Ford has teamed up with MIT on a project that will, among other things, help electric shuttles determine current levels of demand among pedestrians, as well as determine which locations have the highest demand in any given moment. The electric vehicles are equipped with both LiDAR and what Ford calls inexpensive cameras; the EVs will eventually operate on both MIT's Cambridge campus and on public city roads.

The technology aims to help improve both shuttle services and other publication transportation options like ride-hailing services. The cameras and sensors are used to gather data on foot traffic flow among pedestrians and algorithms will use this data for various purposes in the future, including ones of the autonomous persuasion.
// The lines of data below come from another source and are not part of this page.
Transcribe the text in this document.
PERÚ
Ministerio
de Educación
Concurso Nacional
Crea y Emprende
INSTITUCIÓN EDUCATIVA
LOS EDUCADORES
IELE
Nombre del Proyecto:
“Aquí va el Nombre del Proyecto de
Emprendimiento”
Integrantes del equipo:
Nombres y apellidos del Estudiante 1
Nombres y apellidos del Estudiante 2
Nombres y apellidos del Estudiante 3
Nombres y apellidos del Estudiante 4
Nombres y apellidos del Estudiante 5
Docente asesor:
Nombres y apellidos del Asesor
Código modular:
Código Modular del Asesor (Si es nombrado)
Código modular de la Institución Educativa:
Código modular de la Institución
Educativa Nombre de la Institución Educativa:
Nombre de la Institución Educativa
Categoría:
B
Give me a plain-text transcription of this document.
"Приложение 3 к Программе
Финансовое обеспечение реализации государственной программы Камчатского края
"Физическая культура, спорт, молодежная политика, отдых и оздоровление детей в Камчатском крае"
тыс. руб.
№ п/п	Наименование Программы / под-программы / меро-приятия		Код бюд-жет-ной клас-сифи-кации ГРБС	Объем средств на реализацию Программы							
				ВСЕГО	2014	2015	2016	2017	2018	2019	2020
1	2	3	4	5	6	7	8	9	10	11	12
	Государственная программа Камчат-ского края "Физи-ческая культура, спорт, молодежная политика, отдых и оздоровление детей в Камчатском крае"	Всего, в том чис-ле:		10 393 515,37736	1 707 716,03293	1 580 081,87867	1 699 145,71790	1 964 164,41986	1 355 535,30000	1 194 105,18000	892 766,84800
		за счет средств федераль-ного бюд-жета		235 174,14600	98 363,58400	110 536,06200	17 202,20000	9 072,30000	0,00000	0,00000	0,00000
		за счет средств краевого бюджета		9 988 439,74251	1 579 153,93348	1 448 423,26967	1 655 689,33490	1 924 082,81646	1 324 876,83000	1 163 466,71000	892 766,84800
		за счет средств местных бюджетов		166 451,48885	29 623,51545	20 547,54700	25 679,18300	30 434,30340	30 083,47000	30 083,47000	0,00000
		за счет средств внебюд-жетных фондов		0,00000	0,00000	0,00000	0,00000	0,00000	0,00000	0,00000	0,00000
For now, the MIT research is happening with the Aeronautics and Astronauts Department's Aerospace Controls Lab.

The aforementioned EVs will rollout on the MIT campus this upcoming September; they'll be relatively small so as to allow for regular pedestrian traffic, and will be weatherproofed for less-than-ideal weather. Students will be able to hail the EV using a mobile app; the EV will arrive at their location, then take them to some other point on the campus. A total of three EVs will be deployed.

Though only three shuttles will be available, the prediction system will help ensure the EVs are where demand is highest at any given time, keeping wait times to a minimum. The predictions will be based in part on data gathered at the campus using both cameras and LiDAR for five months. According to Ford, the technology it is using is more accurate than GPS.